Good stuff here. As for public broadcasting, it seems clear we’re in the information and entertainment business. That puts us up against some stiff competition. I agree completely with your points about invention and innovation. I think Oregon Public Broadcasting stacks up well on these accounts. And iteration? I think this comes down to system resources. Are we willing to spread them around in order to duplicate our successes? For that matter, are we willing to share our successes? Walking the line between competition and cooperation has always been a big challenge. We do our best work when we find the right balance.
Thanks for the comments, Michael.
I think what business public broadcasting is actually in is up for some debate. Information and entertainment is one possibility. But I’ve heard lots of folks talk about education as a primary mission, especially when it comes to kids’ programming. Others, like Bill Kling in his recent paper, suggest it’s information in service of democracy, specifically. There probably isn’t one mission in the system on which we can all agree.
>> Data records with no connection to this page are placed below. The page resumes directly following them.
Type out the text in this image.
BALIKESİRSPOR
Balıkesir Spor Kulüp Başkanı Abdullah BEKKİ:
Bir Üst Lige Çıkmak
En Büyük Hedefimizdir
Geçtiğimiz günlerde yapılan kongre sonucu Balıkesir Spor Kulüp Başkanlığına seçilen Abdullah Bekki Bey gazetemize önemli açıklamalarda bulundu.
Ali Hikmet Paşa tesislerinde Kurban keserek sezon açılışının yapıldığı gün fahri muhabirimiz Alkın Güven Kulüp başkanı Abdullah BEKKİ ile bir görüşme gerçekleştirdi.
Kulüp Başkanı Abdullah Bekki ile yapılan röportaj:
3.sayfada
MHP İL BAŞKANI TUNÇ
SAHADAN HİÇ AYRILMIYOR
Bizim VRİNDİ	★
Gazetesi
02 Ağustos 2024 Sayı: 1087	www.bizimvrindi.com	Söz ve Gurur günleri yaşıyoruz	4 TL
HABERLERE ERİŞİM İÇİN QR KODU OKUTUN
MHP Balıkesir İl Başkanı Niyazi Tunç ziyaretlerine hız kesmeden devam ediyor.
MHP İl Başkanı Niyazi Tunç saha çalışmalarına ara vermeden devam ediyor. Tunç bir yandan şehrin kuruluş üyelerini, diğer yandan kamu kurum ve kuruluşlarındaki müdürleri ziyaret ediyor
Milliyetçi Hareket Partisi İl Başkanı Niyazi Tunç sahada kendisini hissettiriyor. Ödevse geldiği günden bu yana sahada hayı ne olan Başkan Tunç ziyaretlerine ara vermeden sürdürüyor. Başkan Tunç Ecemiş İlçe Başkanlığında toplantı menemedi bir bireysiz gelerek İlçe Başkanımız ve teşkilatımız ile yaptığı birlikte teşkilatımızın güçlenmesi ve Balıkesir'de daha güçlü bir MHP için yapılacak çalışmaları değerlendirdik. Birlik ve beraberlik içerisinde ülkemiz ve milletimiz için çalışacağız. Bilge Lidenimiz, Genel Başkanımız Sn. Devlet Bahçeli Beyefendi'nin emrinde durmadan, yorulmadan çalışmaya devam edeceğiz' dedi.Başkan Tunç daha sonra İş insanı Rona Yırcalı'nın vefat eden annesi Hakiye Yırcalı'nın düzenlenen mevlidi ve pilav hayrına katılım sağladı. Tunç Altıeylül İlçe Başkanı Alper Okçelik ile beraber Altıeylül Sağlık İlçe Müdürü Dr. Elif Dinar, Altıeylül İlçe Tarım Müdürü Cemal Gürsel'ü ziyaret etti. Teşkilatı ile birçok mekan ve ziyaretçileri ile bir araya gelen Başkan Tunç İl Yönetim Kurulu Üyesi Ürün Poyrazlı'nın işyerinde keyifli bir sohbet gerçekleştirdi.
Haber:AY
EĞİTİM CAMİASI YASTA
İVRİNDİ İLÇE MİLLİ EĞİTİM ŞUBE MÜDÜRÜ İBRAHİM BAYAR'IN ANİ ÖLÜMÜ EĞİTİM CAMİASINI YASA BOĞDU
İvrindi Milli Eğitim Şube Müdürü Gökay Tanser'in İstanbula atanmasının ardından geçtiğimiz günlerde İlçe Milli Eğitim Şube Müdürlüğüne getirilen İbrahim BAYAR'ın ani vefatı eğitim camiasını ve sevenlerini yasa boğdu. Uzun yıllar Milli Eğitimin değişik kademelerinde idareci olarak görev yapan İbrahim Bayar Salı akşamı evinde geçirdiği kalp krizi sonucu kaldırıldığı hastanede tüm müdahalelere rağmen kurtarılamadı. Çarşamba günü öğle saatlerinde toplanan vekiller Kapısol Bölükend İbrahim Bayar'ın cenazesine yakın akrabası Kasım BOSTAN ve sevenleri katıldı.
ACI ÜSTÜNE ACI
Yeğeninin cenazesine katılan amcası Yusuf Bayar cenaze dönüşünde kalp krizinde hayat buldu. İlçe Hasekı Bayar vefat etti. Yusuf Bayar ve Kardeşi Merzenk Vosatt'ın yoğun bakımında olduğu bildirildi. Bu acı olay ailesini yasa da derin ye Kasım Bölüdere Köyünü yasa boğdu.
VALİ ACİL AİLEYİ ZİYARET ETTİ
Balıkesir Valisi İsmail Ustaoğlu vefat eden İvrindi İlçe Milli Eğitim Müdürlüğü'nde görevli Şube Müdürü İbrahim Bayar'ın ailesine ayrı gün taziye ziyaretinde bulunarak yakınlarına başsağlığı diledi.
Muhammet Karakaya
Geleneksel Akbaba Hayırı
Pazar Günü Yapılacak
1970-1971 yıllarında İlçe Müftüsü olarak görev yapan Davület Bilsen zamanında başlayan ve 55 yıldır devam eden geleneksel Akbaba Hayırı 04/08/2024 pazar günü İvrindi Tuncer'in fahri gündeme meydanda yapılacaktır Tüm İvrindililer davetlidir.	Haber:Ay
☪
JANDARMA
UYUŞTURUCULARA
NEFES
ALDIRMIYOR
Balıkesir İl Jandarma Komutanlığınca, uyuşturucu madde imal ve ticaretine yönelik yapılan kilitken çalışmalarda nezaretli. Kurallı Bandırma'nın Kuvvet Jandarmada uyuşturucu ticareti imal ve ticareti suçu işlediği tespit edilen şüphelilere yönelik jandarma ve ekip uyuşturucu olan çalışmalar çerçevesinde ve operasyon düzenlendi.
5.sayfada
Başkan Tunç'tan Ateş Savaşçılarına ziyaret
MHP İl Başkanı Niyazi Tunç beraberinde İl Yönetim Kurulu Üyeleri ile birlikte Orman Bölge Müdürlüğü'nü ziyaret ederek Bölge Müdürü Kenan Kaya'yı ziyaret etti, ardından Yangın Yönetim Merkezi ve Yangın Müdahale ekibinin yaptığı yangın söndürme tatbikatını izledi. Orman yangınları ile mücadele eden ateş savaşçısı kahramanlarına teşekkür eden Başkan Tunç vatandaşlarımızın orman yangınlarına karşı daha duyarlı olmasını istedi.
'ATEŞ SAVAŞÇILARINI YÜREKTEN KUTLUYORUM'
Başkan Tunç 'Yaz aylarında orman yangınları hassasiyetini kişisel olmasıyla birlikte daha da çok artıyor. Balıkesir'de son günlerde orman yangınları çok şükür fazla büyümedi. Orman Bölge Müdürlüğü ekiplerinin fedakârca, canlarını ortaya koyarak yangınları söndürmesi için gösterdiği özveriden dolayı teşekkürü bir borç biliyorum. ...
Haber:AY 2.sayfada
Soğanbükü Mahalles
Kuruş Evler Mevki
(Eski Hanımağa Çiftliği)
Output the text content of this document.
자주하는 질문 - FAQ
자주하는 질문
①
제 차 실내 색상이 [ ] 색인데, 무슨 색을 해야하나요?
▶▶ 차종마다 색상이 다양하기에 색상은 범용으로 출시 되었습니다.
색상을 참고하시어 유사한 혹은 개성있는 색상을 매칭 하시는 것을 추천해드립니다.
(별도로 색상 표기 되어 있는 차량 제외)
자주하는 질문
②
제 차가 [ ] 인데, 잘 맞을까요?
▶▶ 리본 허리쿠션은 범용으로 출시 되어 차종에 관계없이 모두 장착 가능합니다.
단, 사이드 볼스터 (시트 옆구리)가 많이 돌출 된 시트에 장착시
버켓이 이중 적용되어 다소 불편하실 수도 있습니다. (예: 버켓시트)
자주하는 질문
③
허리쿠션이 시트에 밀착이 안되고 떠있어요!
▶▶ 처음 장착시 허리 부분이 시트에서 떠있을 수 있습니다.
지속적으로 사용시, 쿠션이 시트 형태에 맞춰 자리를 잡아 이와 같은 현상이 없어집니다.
As for competition, I think we need to stop thinking about that. Each public broadcaster (that needs to become a public service media company) needs to respond to the needs of their community or region and stop paying so much attention to what people are doing in New York, DC, Los Angeles or even at OPB in Portland. We all may take cues from CPB, NPR, PBS or major outlets like WGBH, OPB, WNET, KQED and others, but if we don’t focus energy locally — and use innovation, invention and interation — we’re going to fail separately before we fail collectively. Or if not fail, at least fall in relevance and economic viability.
Lucky for OPB they’ve figured out public service while keeping some money around for national-quality production. Lots of public service media companies might aspire to that level of support, engagement and production, but I just hope they focus locally and match community needs to media collected, curated and produced.